4) Pour ne pas se laisser abuser par ce type de mesures, la meilleure solution consiste à examiner le taux d’activité de la population en âge de travailler, c'est-à-dire les 15/64 ans.
5) Sur ce critère, les pays les plus actifs sont le Danemark et la Norvège, avec plus de 75% de taux d’activité.
6) Le Royaume Uni est 5ème en Europe, avec un taux d’activité de 71,6%, derrière les Pays Bas et la Suède
7) La France est assez loin derrière, à la dixième place sur 15, avec un taux de 63.1% .
8) On peut cependant encore contester ce constat en faisant remarquer que le Royaume Uni compte un nombre important de travailleurs à temps partiel. 25.7% de ceux qui travaillent au Royaume Uni le font à temps partiel contre 17.4% en France. Si on ne regarde que ceux qui travaillent à temps plein, ils sont 52.1% de la population en âge de travailler en France contre 53.2% au Royaume Uni .Une grande partie du surcroît de travailleurs du Royaume Uni est donc à temps partiel, mais l’avantage reste au Royaume Uni
9) Cette faiblesse du travail à temps partiel a poussé les gouvernements français de droite ou de gauche à essayer de favoriser celui-ci, à coup de diminutions des charges sociales. Mais des mauvaises langues anglaises n’hésiteraient pas à affirmer que depuis les 35 heures, tous les Français sont à temps partiel ! En réalité, la véritable question est de savoir si ces travailleurs à temps partiel l’ont choisi ou non. On sait qu’en France 60% des salariés à temps partiel l’ont choisi et 40% environ le subissent.On notera aussi que la durée moyenne de temps de travail à temps partiel est plus faible au Royaume Uni (18.7 heures par semaine) qu'en france (23.1)
10) Le taux d’activité peut aussi être la conséquence d’habitudes culturelles, comme par exemple un travail féminin peu favorisé.
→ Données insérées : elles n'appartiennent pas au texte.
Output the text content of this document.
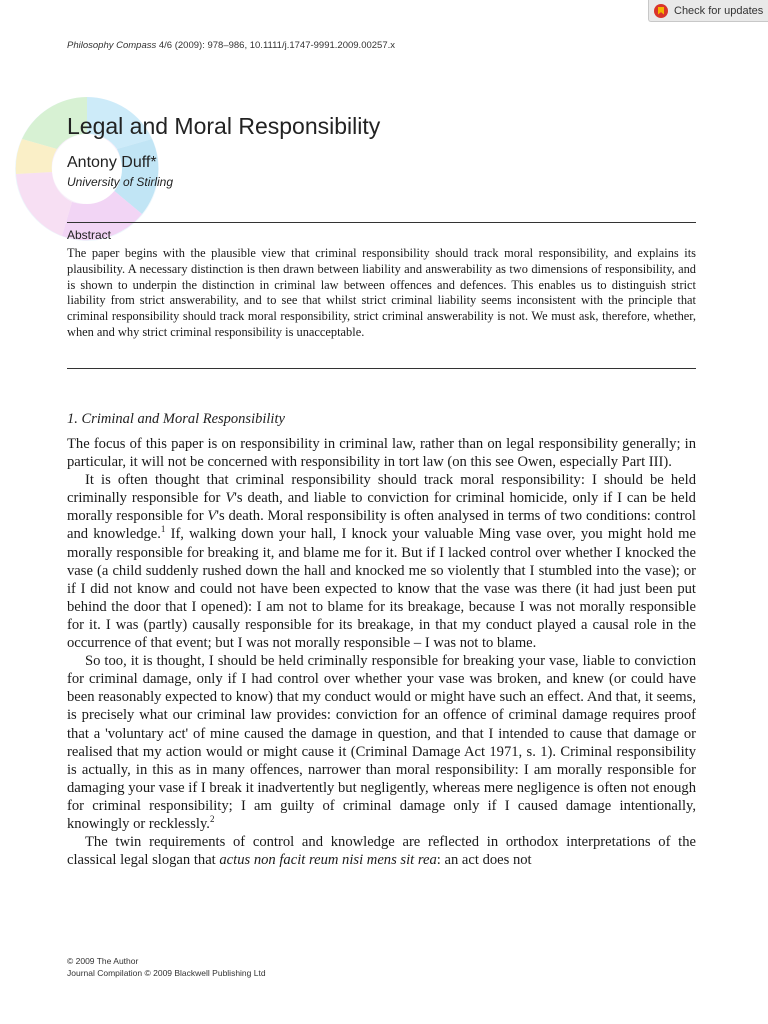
Check for updates
Philosophy Compass 4/6 (2009): 978–986, 10.1111/j.1747-9991.2009.00257.x
Legal and Moral Responsibility
Antony Duff*
University of Stirling
Abstract

The paper begins with the plausible view that criminal responsibility should track moral responsibility, and explains its plausibility. A necessary distinction is then drawn between liability and answerability as two dimensions of responsibility, and is shown to underpin the distinction in criminal law between offences and defences. This enables us to distinguish strict liability from strict answerability, and to see that whilst strict criminal liability seems inconsistent with the principle that criminal responsibility should track moral responsibility, strict criminal answerability is not. We must ask, therefore, whether, when and why strict criminal responsibility is unacceptable.

1. Criminal and Moral Responsibility

The focus of this paper is on responsibility in criminal law, rather than on legal responsibility generally; in particular, it will not be concerned with responsibility in tort law (on this see Owen, especially Part III).

It is often thought that criminal responsibility should track moral responsibility: I should be held criminally responsible for V's death, and liable to conviction for criminal homicide, only if I can be held morally responsible for V's death. Moral responsibility is often analysed in terms of two conditions: control and knowledge.$^1$ If, walking down your hall, I knock your valuable Ming vase over, you might hold me morally responsible for breaking it, and blame me for it. But if I lacked control over whether I knocked the vase (a child suddenly rushed down the hall and knocked me so violently that I stumbled into the vase); or if I did not know and could not have been expected to know that the vase was there (it had just been put behind the door that I opened): I am not to blame for its breakage, because I was not morally responsible for it. I was (partly) causally responsible for its breakage, in that my conduct played a causal role in the occurrence of that event; but I was not morally responsible – I was not to blame.

So too, it is thought, I should be held criminally responsible for breaking your vase, liable to conviction for criminal damage, only if I had control over whether your vase was broken, and knew (or could have been reasonably expected to know) that my conduct would or might have such an effect. And that, it seems, is precisely what our criminal law provides: conviction for an offence of criminal damage requires proof that a 'voluntary act' of mine caused the damage in question, and that I intended to cause that damage or realised that my action would or might cause it (Criminal Damage Act 1971, s. 1). Criminal responsibility is actually, in this as in many offences, narrower than moral responsibility: I am morally responsible for damaging your vase if I break it inadvertently but negligently, whereas mere negligence is often not enough for criminal responsibility; I am guilty of criminal damage only if I caused damage intentionally, knowingly or recklessly.$^2$

The twin requirements of control and knowledge are reflected in orthodox interpretations of the classical legal slogan that actus non facit reum nisi mens sit rea: an act does not

© 2009 The Author
Journal Compilation © 2009 Blackwell Publishing Ltd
Si on ne raisonne que sur la population masculine, le Royaume Uni avec un taux d’emploi des 15/64 ans de 77.8% dépasse l’Espagne (73.8%) et la France (69%), alors que le classement est différent pour la population féminine avec le Royaume Uni (65.6%) devant la France (57.4%) et l’Espagne (48.3%).
11) Une approche complémentaire consiste donc à regarder la dynamique d’évolution dans le temps. Ce critère montre les grands progrès de l’Espagne: le taux d’emploi total y est passé de 46.6% en 1993 à 61.1% soit un gain remarquable de 14.5% !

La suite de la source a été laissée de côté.